Organizes information within a genetic report.

Scope

Results for both the eMERGE gene panel and PGx sites are assembled together as a single report. Though bundled together, these results are discrete components requiring composite representation. Utilizing the Grouper profile, Observation results for both gene panel and PGx were added as members of the Diagnostic Gene Panel Grouper and PGx Grouper respectively, with these two Grouper resources referenced as results of the GenomicsReport Profile thereby resulting in the aggregation of a composite report.

See below for additional scope and content details on both the Diagnostic Gene Panel Grouper and PGx Gene Panel Grouper artifacts.

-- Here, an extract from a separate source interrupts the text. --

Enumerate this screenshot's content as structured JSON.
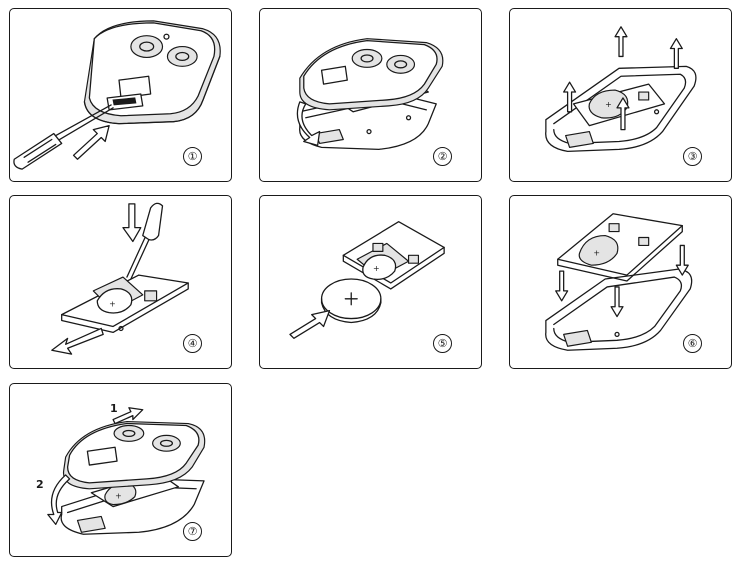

Diagnostic Gene Panel Grouper

The primary design of the eMERGE Seq assay is to perform a diagnostic assessment of the variation in a pre-defined panel of genes. The Diagnostic Gene Panel Grouper is an organizing Observation profile that aggregates the primary and secondary findings of any clinically significant variants identified, their assessments, as well as a reference to the overall interpretation for the final report of which the diagnostic panel is the basis.

Content

eMERGE uses the Grouper profile here which is derived from the Observation resource.

Notes

Primary and Secondary findings may optionally be segregated into separate “groupers” if it useful to the lab or clinic process. For eMERGE both primary and secondary findings were reported together in a single Diagnostic Gene Panel Grouper.

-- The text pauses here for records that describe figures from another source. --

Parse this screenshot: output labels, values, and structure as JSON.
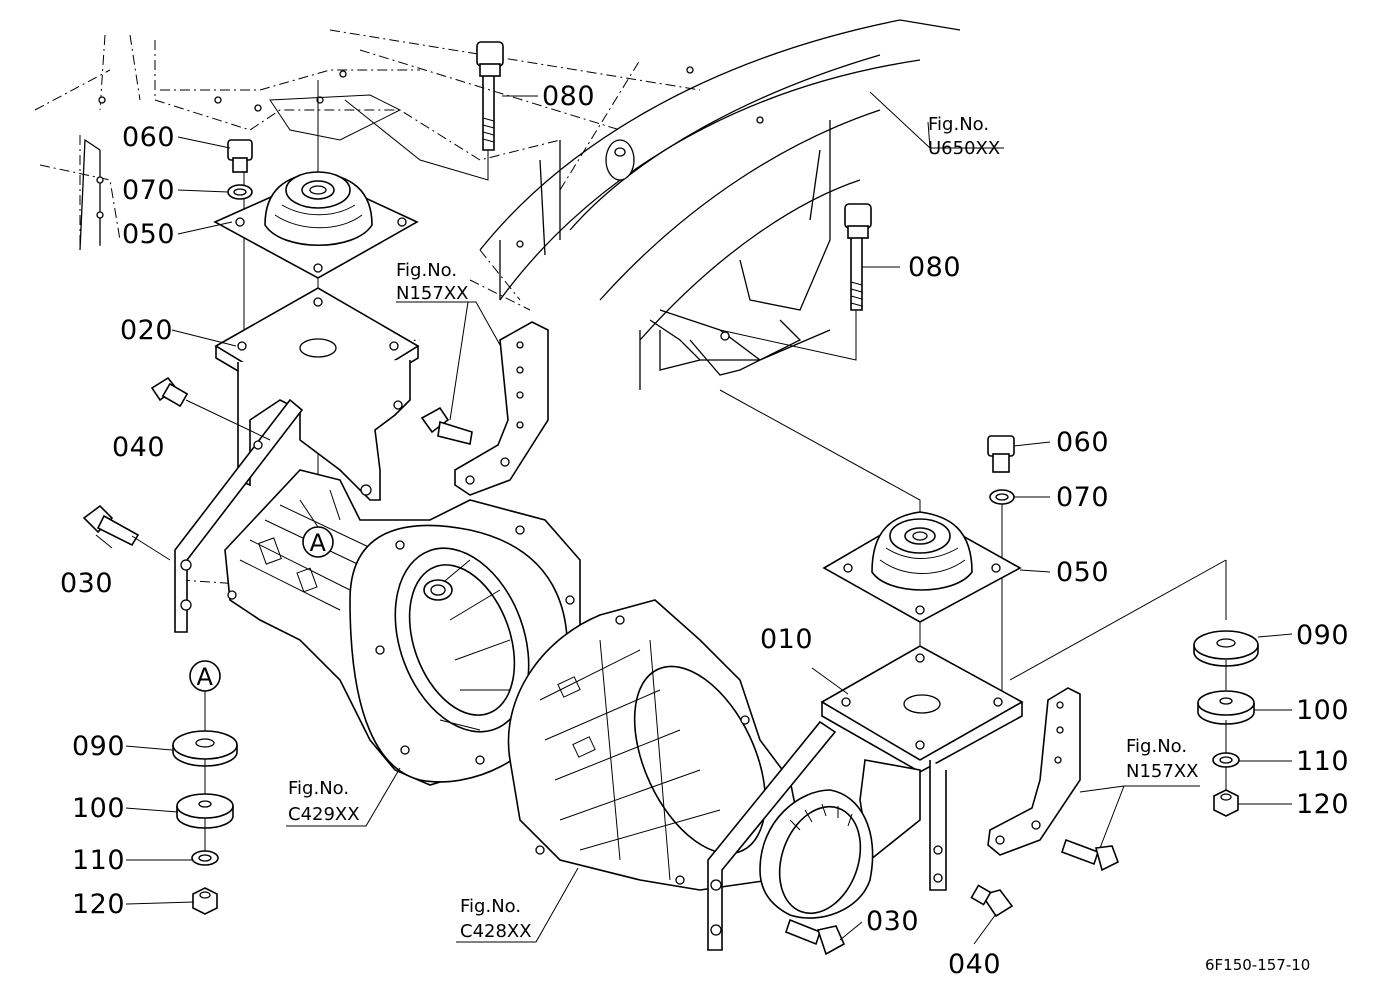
{
  "callouts": [
    {
      "id": "080-top",
      "label": "080"
    },
    {
      "id": "060-left",
      "label": "060"
    },
    {
      "id": "070-left",
      "label": "070"
    },
    {
      "id": "050-left",
      "label": "050"
    },
    {
      "id": "020",
      "label": "020"
    },
    {
      "id": "040-left",
      "label": "040"
    },
    {
      "id": "030-left",
      "label": "030"
    },
    {
      "id": "080-right",
      "label": "080"
    },
    {
      "id": "060-right",
      "label": "060"
    },
    {
      "id": "070-right",
      "label": "070"
    },
    {
      "id": "050-right",
      "label": "050"
    },
    {
      "id": "010",
      "label": "010"
    },
    {
      "id": "090-right",
      "label": "090"
    },
    {
      "id": "100-right",
      "label": "100"
    },
    {
      "id": "110-right",
      "label": "110"
    },
    {
      "id": "120-right",
      "label": "120"
    },
    {
      "id": "090-left",
      "label": "090"
    },
    {
      "id": "100-left",
      "label": "100"
    },
    {
      "id": "110-left",
      "label": "110"
    },
    {
      "id": "120-left",
      "label": "120"
    },
    {
      "id": "030-right",
      "label": "030"
    },
    {
      "id": "040-right",
      "label": "040"
    }
  ],
  "figure_refs": [
    {
      "id": "u650",
      "line1": "Fig.No.",
      "line2": "U650XX"
    },
    {
      "id": "n157-left",
      "line1": "Fig.No.",
      "line2": "N157XX"
    },
    {
      "id": "n157-right",
      "line1": "Fig.No.",
      "line2": "N157XX"
    },
    {
      "id": "c429",
      "line1": "Fig.No.",
      "line2": "C429XX"
    },
    {
      "id": "c428",
      "line1": "Fig.No.",
      "line2": "C428XX"
    }
  ],
  "ref_markers": [
    {
      "id": "a-upper",
      "letter": "A"
    },
    {
      "id": "a-lower",
      "letter": "A"
    }
  ],
  "drawing_code": "6F150-157-10"
}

See #7 Secondary Findings for more details on the issues related to representing secondary findings and their derived interpretations.

PGx Gene Panel Grouper

In addition to the Diagnostic Gene Panel findings and interpretations, the eMERGE Seq Panel was designed to include the medication implications of several pharmacogenomic genes. The Pharmacogenomic Gene Panel Grouper an organizing Observation profile that aggregates all of the observed states of the pharmacogenomic genes and their medication implications. The pharmacogenomic gene results have no bearing on the overall interpretation for the report, unlike the diagnostic gene panel results.

Content

eMERGE uses the Grouper profile here which is derived from the Observation resource.

Notes

In practice the PGx results could be reported independently (as was the case in the BI/LMM reporting workflow). However, with genetic tests that are based on larger panels, exomes or genomes, there may be several categories of assessment that have useful clinical value based on the original wet lab finding (sequencing and/or genotyping). Genetic test reports for these larger assays often combine these distinct but grouped assessments in a single physical report. The Grouper profile provided an acceptable solution for eMERGE that did not otherwise exist.